Le sang de Daniel se figea dans ses veines.

— Je viens d’envoyer deux équipes sur place, ajouta Greg.

— Nom de Dieu ! jura Daniel en donnant un coup de poing dans le mur le plus proche, s’écorchant un peu plus les jointures des doigts.

Sa haine. Sa rage, mais surtout sa peur le paralysait. Greg n’intervint pas. Il laissa ces quelques secondes à Daniel pour évacuer toute sa frustration. Voilà pourquoi il ne voulait jamais se faire attraper par une femme. Elles possédaient ce pouvoir de capturer vos sentiments et empêcher votre cerveau d’être totalement opérationnel. Celui de Daniel réagissait à l’affect au lieu d’être complètement rationnel. Et c’était dans ces situations que les mauvaises décisions étaient prises. Et Daniel n’échappa pas à la règle quand Greg le vit se retourner vers lui, le regard un peu fou.

— Je dois y aller.

Greg le retint par le bras sous le regard meurtrier de Daniel.

— Lâche-moi !

— Quand tu auras repris tes esprits, argua-t-il d’une voix dure.

— Si tu ne veux pas recevoir mon poing dans la tête, tu as intérêt à me lâcher. Immédiatement !

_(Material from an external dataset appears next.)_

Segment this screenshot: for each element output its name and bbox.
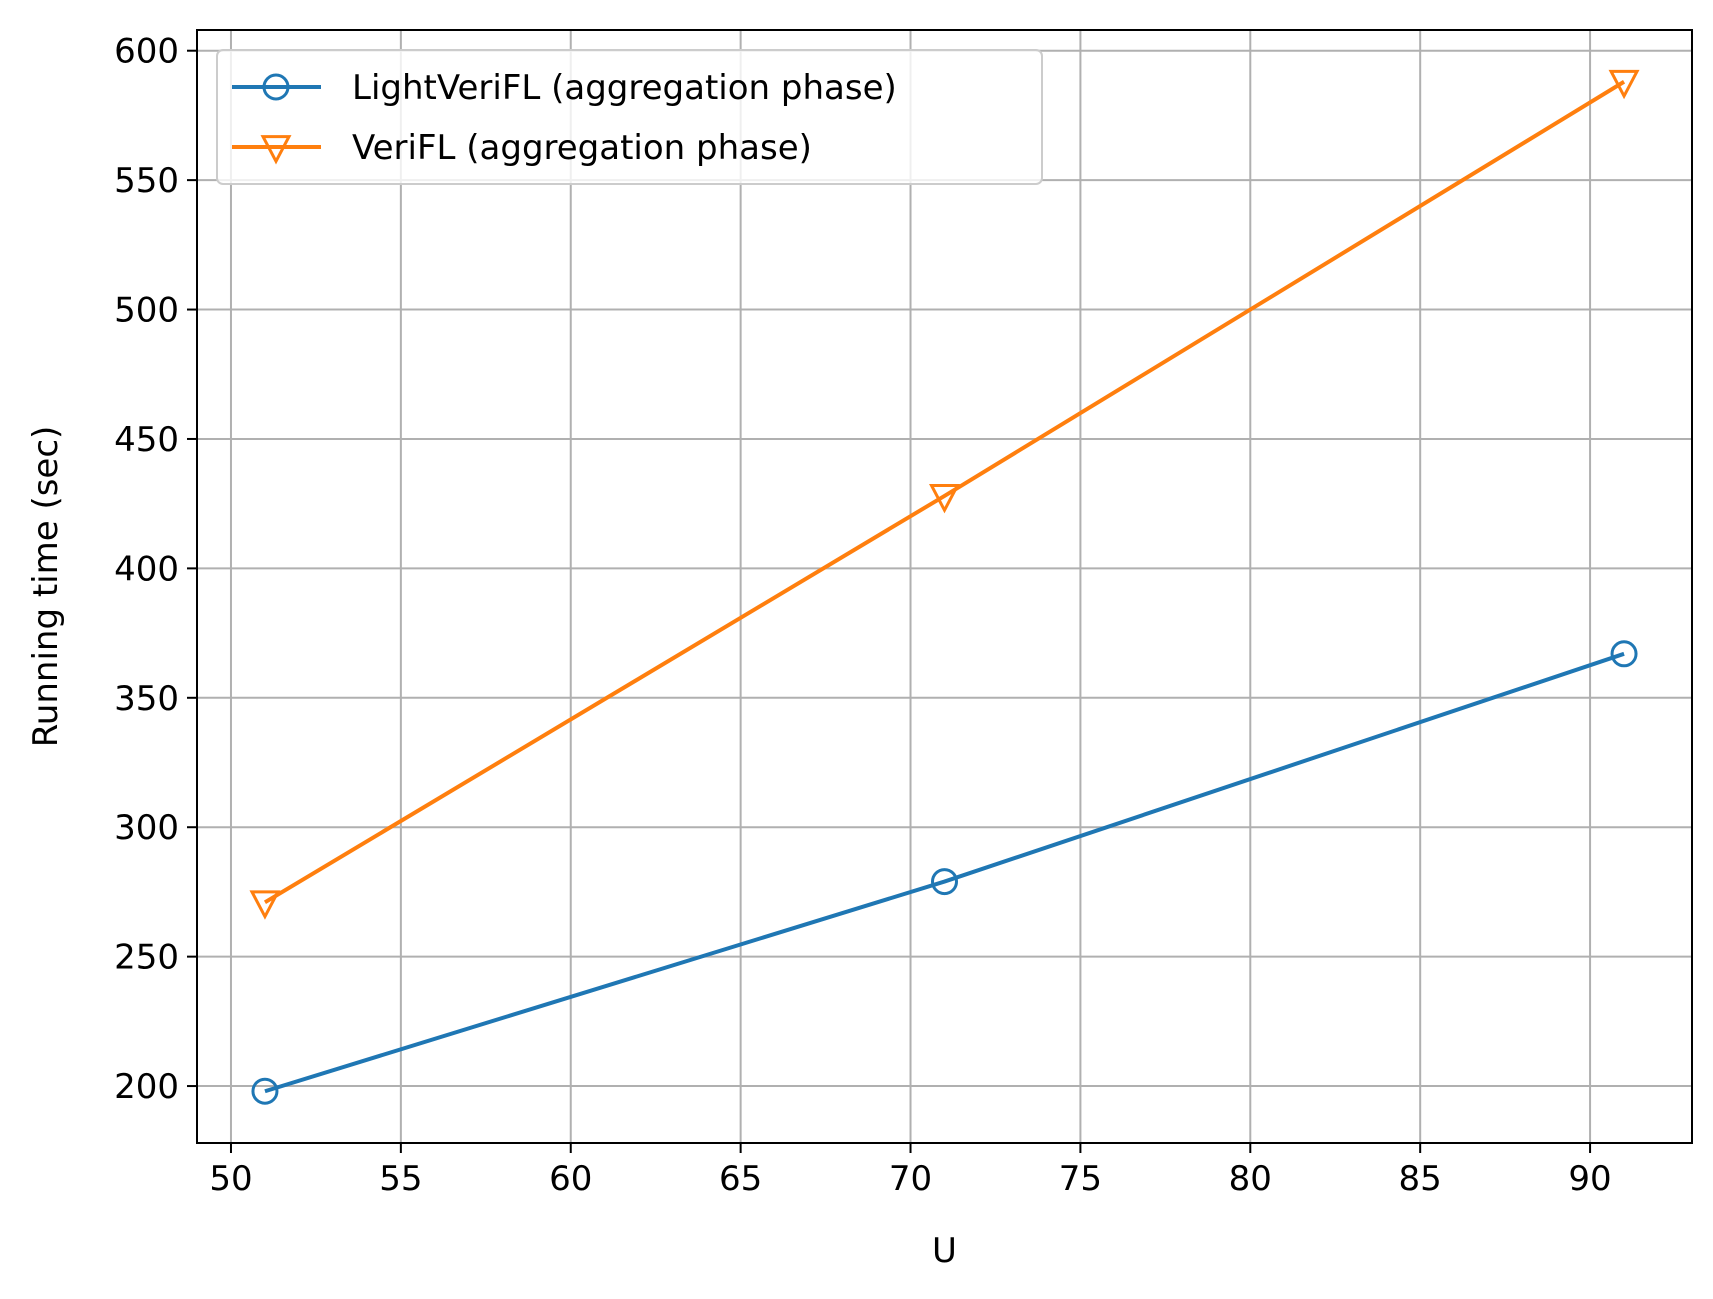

Si la voix de Greg était dure et coupante, celle de Daniel possédait cet écho métallique qui aurait fait battre en retraite le plus courageux de leurs hommes. Mais Greg refusa de lâcher.

— Non !

Les deux hommes s’affrontèrent du regard. Greg pouvait voir la confusion dans celui de Daniel. La peur également. Il expira longuement. Utiliser la force pour le neutraliser ne servirait à rien. Daniel était un homme censé. Il devait juste retrouver sa lucidité. Aussi Greg utilisa les armes qu’ils avaient en sa possession.

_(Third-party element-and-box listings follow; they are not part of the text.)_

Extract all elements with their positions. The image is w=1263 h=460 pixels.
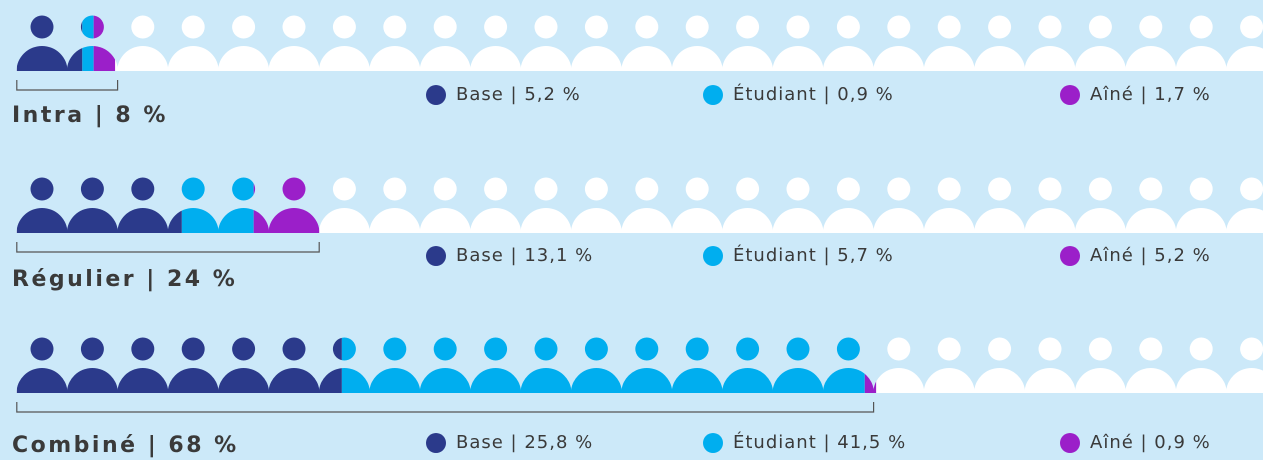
legend-dot [426,85,446,105]
legend-label: Aîné | 1,7 % [1090,84,1211,105]
bracket [16,402,875,413]
legend-label: Étudiant | 41,5 % [733,431,906,453]
legend-dot [703,246,723,266]
legend-label: Base | 13,1 % [456,245,593,266]
legend-label: Aîné | 5,2 % [1090,245,1211,266]
legend-label: Base | 5,2 % [456,84,581,105]
legend-dot [1060,85,1080,105]
legend-dot [1060,433,1080,453]
legend-label: Étudiant | 5,7 % [733,244,894,266]
legend-label: Étudiant | 0,9 % [733,83,894,105]
legend-dot [426,246,446,266]
row-title: Intra | 8 % [12,103,168,128]
bracket [16,80,119,91]
legend-dot [703,433,723,453]
legend-dot [1060,246,1080,266]
legend-dot [426,433,446,453]
row-title: Régulier | 24 % [12,267,237,292]
legend-label: Base | 25,8 % [456,432,593,453]
legend-dot [703,85,723,105]
row-title: Combiné | 68 % [12,433,239,458]
bracket [16,242,320,253]
legend-label: Aîné | 0,9 % [1090,432,1211,453]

— Tu ne servirais à rien à y retourner. Et on sait tous les deux que Giraud vient de nous devancer. Je pensais aussi avoir plus de temps, ajouta-t-il tandis que Daniel prenait la parole. Seulement, c’est trop tard. Il nous reste une chance de retrouver la petite. Mais le temps joue encore plus contre nous. Alors, reprends-toi !

Les émotions faisaient rage dans sa tête, son corps. Les mots de Greg s’infiltrèrent sur le chemin de sa raison pour le percuter avec une force qui lui coupa la respiration.

— Putain !

Daniel recula, les bras repliés, paumes vers Greg en signe qu’il comprenait et de capitulation.

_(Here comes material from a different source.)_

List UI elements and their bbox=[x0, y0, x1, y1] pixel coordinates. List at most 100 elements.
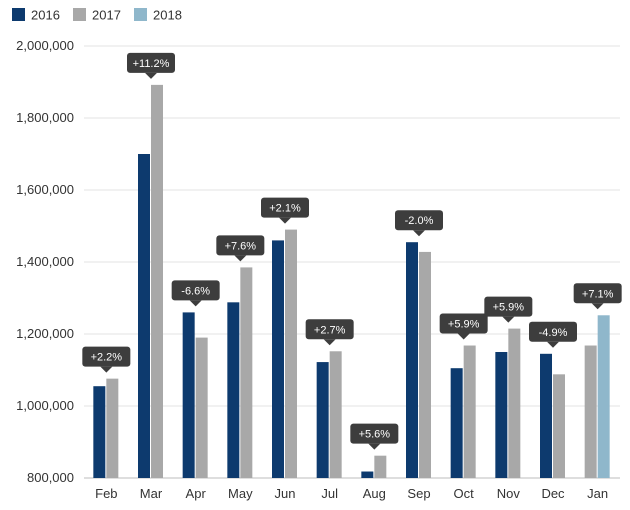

— OK, dit-il essoufflé, comme s’il venait de courir un marathon. J’ai merdé. Mais pas un mot à Mimi, termina-t-il d’une voix glaciale.

Greg hocha la tête.

— Pas de soucis. Suis-moi.

Greg se dirigea vers un bureau de l’étage sans se retourner. Daniel était suffisamment intelligent et possédait assez de self-control pour s’être repris et le suivre. Il referma derrière Daniel, se dirigea vers le plan de travail sur lequel il retourna son ordinateur pour que les deux hommes puissent faire face à l’écran. Ils espéraient que le récit de Mimi leur donnerait un indice, aussi minime fût- il. Mais pour le moment, l’essentiel leur échappait, même si une option restait ouverte. La seule qui possède un sens, pensa Greg, maussade.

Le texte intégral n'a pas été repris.